South Afghanistan is the Taliban’s heartland and was the focus of a US troop surge from 2010 that commanders say has made significant progress.
But the militia still frequently strike troops on foot patrol or travelling in armoured vehicles with crudely-assembled improvised explosive devices (IEDs).
From April to June, 3485 IEDs exploded or were found in Afghanistan, according to the Pentagon, up 14 percent from the same period last year.
In addition, officials said five Afghan police were killed in an overnight clash with the Taliban in the southern province of Helmand.
“One of our police posts was attacked in Gereshk last night. Five policemen were killed,” said Helmand provincial police chief Abdul Hakim Angaar.

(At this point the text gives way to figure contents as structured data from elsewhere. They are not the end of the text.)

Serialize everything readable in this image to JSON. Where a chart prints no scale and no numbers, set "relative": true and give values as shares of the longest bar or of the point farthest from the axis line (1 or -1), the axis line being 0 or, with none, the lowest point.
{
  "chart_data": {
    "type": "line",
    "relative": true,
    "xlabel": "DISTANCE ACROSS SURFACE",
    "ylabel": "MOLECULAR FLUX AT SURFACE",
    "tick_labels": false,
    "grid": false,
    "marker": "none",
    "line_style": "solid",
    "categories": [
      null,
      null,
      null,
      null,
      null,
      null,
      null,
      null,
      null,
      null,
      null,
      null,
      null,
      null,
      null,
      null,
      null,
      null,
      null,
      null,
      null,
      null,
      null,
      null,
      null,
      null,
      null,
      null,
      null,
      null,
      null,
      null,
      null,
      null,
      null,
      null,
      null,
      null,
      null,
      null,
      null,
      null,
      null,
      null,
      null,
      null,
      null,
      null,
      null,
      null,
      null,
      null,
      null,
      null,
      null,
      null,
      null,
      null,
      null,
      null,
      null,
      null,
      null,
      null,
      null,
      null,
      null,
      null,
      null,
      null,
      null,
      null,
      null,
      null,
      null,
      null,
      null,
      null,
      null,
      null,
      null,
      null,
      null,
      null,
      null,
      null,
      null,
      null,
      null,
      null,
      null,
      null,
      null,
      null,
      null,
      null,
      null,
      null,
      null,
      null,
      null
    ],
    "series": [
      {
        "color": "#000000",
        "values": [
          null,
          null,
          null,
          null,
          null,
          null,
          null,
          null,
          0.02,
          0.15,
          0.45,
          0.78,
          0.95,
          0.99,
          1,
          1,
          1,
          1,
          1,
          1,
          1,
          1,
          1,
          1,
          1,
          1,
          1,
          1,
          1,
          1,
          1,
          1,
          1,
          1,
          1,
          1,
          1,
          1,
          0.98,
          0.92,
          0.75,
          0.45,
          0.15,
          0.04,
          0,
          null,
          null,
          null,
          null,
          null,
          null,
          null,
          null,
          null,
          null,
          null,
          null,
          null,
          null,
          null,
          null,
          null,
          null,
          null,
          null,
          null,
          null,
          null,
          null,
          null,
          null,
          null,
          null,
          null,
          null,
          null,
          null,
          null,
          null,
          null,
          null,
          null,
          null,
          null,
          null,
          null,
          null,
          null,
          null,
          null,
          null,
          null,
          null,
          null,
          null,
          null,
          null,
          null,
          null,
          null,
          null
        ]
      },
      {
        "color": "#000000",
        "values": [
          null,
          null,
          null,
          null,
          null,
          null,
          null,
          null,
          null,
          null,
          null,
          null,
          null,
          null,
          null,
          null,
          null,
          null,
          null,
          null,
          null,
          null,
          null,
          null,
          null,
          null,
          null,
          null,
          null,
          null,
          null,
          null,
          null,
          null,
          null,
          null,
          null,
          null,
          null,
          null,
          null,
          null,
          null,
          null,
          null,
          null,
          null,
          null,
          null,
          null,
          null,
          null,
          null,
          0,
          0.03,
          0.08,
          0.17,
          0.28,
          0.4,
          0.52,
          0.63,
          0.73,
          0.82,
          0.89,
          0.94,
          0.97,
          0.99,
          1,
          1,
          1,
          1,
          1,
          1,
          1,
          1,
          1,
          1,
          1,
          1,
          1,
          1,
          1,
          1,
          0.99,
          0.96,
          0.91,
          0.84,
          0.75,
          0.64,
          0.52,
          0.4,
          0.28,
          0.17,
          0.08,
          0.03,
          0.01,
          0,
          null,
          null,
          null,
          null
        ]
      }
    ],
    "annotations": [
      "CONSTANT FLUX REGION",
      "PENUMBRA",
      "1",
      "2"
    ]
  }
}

In the capital yesterday, President Hamid Karzai announced that he would not seek a third term in office.
The Afghan constitution limits a president to two terms and his office issued the statement in response to “rumours” from opponents suggesting he could seek to try and change this rule.
On Wednesday, US General John Allen, commander of the NATO-led international force in Afghanistan, said the Taliban fighters responsible for downing the helicopter last Friday had been killed in an air strike.
But Taliban spokesman Zabiullah Mujahid said that was “not true”.
“After seeing the enemy statement, we contacted the mujahed (fighter) who shot down the helicopter and he’s not dead. He’s busy conducting jihad elsewhere in the country,” Mujahid told AFP by telephone from an undisclosed location.
Mujahid admitted that four “ordinary” Taliban fighters had been killed in the US air strike but said they were not the ones who shot down the helicopter.
He added that the fighter responsible had now left Wardak province, where the crash took place in the wild Tangi Valley.
The Taliban are known to exaggerate and distort their public statements as part of a propaganda campaign accompanying their 10-year campaign to evict the mainly US foreign troops who ousted them from power in the 2001 invasion.